No word has a meaning independent of its users.
That's right. And the users have long-since defined it.
. And I'll tell you what: if my wife wakes up male tomorrow morning you'll get my marriage license only from my cold, dead hands.
Thanks for telling me what. I sure know something now.

enjoy

You know what! It's good to know what.

Amazing!

But I am glad to see your tacit admission that what you are advocating for is a new thing, a new definition, and not inclusion in what already exists.
That's kind of the point.

Leonard

"You dance around the subject of choice. If their sexuality is not a choice in every instance then the homosexual is not in control over his sexual preference"

Heterosexuals don't have any choice, we were born that way and we have no control over our sexual preference. So, maybe we are on equal footing on that.
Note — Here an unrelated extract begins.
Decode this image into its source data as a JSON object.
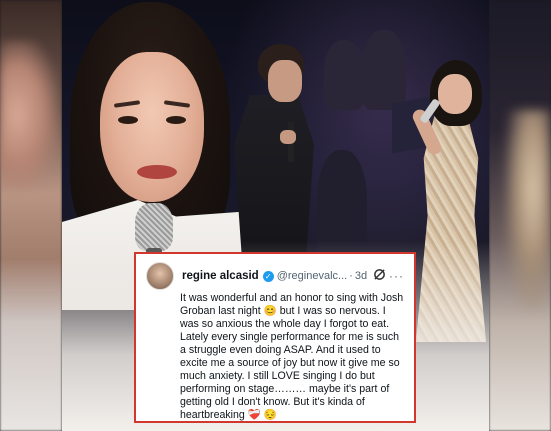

But how "is" born does not the question of how one "aught" to respond sexually. I don't know of anyone who would want to promote people's "out of control" impulses in any other area than homosexuality. Yet, they seem to be the exception to this rule. Why do you think that is...Leonard?
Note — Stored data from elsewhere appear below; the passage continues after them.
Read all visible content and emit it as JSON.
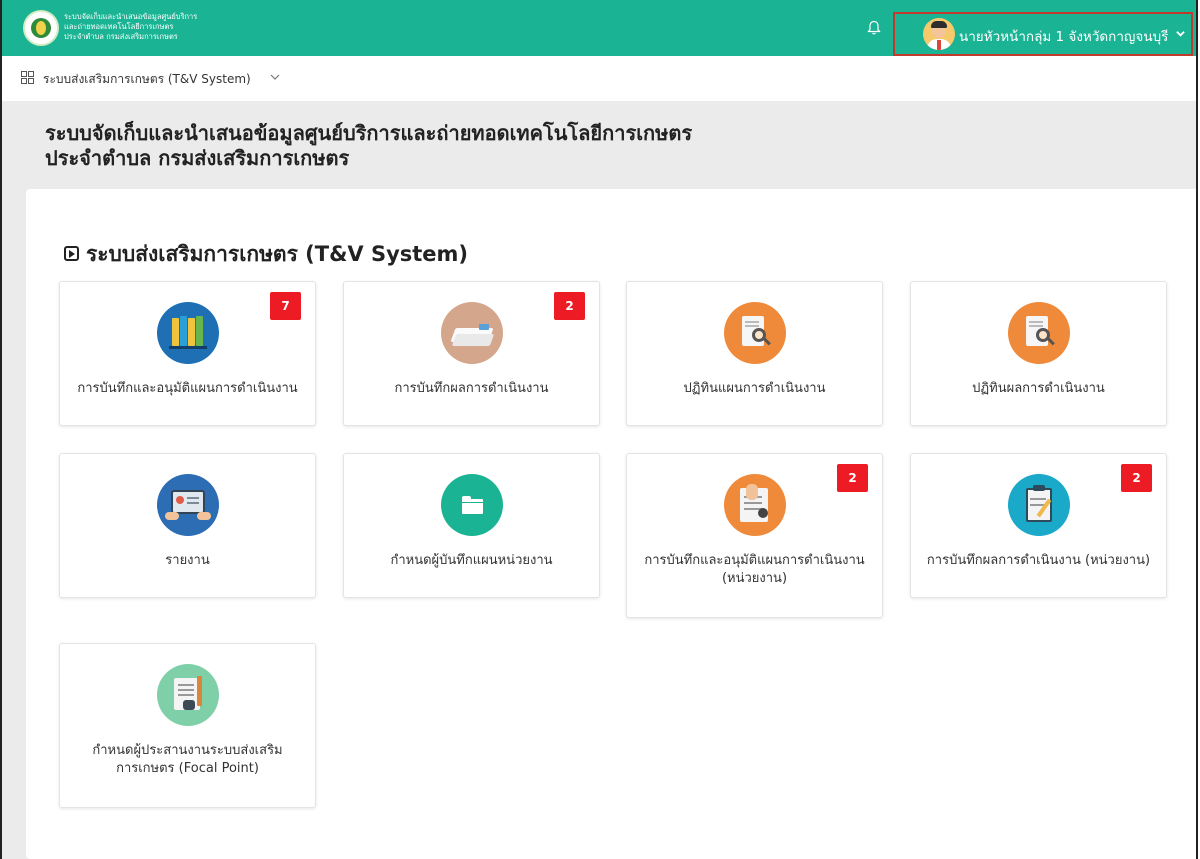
{
  "topbar": {
    "brand_line1": "ระบบจัดเก็บและนำเสนอข้อมูลศูนย์บริการ",
    "brand_line2": "และถ่ายทอดเทคโนโลยีการเกษตร",
    "brand_line3": "ประจำตำบล กรมส่งเสริมการเกษตร",
    "user_name": "นายหัวหน้ากลุ่ม 1 จังหวัดกาญจนบุรี",
    "icons": [
      "logo",
      "bell-icon",
      "avatar",
      "chevron-down-icon"
    ],
    "color": "#1ab394"
  },
  "subbar": {
    "system_label": "ระบบส่งเสริมการเกษตร (T&V System)"
  },
  "page": {
    "title_line1": "ระบบจัดเก็บและนำเสนอข้อมูลศูนย์บริการและถ่ายทอดเทคโนโลยีการเกษตร",
    "title_line2": "ประจำตำบล กรมส่งเสริมการเกษตร",
    "section_title": "ระบบส่งเสริมการเกษตร (T&V System)"
  },
  "cards": [
    {
      "label": "การบันทึกและอนุมัติแผนการดำเนินงาน",
      "badge": "7",
      "icon": "binders-icon",
      "color": "#1f6fb5"
    },
    {
      "label": "การบันทึกผลการดำเนินงาน",
      "badge": "2",
      "icon": "papers-icon",
      "color": "#d4a68c"
    },
    {
      "label": "ปฏิทินแผนการดำเนินงาน",
      "badge": "",
      "icon": "document-search-icon",
      "color": "#ef8a3b"
    },
    {
      "label": "ปฏิทินผลการดำเนินงาน",
      "badge": "",
      "icon": "document-search-icon",
      "color": "#ef8a3b"
    },
    {
      "label": "รายงาน",
      "badge": "",
      "icon": "tablet-report-icon",
      "color": "#2d6db3"
    },
    {
      "label": "กำหนดผู้บันทึกแผนหน่วยงาน",
      "badge": "",
      "icon": "folder-icon",
      "color": "#1ab394"
    },
    {
      "label": "การบันทึกและอนุมัติแผนการดำเนินงาน (หน่วยงาน)",
      "badge": "2",
      "icon": "checklist-icon",
      "color": "#ef8a3b"
    },
    {
      "label": "การบันทึกผลการดำเนินงาน (หน่วยงาน)",
      "badge": "2",
      "icon": "clipboard-icon",
      "color": "#1aa9c9"
    },
    {
      "label": "กำหนดผู้ประสานงานระบบส่งเสริม การเกษตร (Focal Point)",
      "badge": "",
      "icon": "notes-icon",
      "color": "#7fd0a9"
    }
  ]
}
I read a great article by Frank Beckwith on how the failure to recognize the intrinsic value of standards, such as marriage and justice, lead to a decline in society.

"Since marriage is an intrinsic good, just as justice is an intrinsic good, a culture that does not nourish, encourage, and protect traditional marriage will do so at its own peril, just as it would imperil itself if it no longer understood justice as an intrinsic good. A culture whose institutions do not prize intrinsic value — but instead seek justification by appealing to some instrumental value such as desire, want, pleasure, personal autonomy, or something else — helps atrophy the faculty of noninferential understanding in its citizens. It harms their souls, deprives them of something of great significance, and makes it difficult for them to understand why marriage, or anything else, has instrinsic value.
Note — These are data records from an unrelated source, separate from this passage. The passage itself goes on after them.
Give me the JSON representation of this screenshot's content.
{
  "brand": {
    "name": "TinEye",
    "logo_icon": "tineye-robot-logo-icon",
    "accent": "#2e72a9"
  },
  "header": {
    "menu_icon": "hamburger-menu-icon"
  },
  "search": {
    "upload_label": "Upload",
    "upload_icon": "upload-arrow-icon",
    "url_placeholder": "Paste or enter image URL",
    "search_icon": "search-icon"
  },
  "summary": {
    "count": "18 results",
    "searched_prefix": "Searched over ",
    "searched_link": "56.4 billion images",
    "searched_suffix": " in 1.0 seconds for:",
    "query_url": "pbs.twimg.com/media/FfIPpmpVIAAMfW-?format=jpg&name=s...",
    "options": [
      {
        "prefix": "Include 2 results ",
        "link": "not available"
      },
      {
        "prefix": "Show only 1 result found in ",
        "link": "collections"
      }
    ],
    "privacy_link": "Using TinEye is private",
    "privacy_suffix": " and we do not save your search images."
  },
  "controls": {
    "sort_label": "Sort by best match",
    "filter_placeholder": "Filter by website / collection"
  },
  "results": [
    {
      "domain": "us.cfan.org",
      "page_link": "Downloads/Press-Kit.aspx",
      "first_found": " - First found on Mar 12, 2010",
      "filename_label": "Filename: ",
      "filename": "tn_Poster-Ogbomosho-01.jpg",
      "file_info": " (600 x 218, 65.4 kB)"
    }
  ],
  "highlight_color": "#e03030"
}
Republican (small “r”) government results from good citizens civilized by the institutions of family, honest work, and good religion. If, to quote Aristotle, statecraft is soulcraft, then the end of the state should be to produce good citizens and therefore provide a privileged and protected position for these institutions. The state, consequently, should treat traditional marriage as privileged and protected in contrast to other alternatives."

http://www.equip.org/articles/wedding-bell-blues-understanding-the-same-sex-marriage-debate/?msource=EC120504WKLY

I think blind people can't see. Despite all the reasoning, some won't accept the truth. What can we do then?

Hi Billy,
Proverbs 22:10

Daron,

Good verse. Sounds very proactive.

Loving v Virginia says that race cannot, by law, hinder marriage. The man and the woman may be of the same race, or each may be of different races.

Loving upholds the fact that "marriage" is the union of a man and a woman, even if the man is one race and the woman another.

We can say, then, that Loving proves that the law that defines "marriage" as the union of a man and a woman doesn't require that the man and the woman be heterosexual. They may claim to be homosexual, for all the law cares.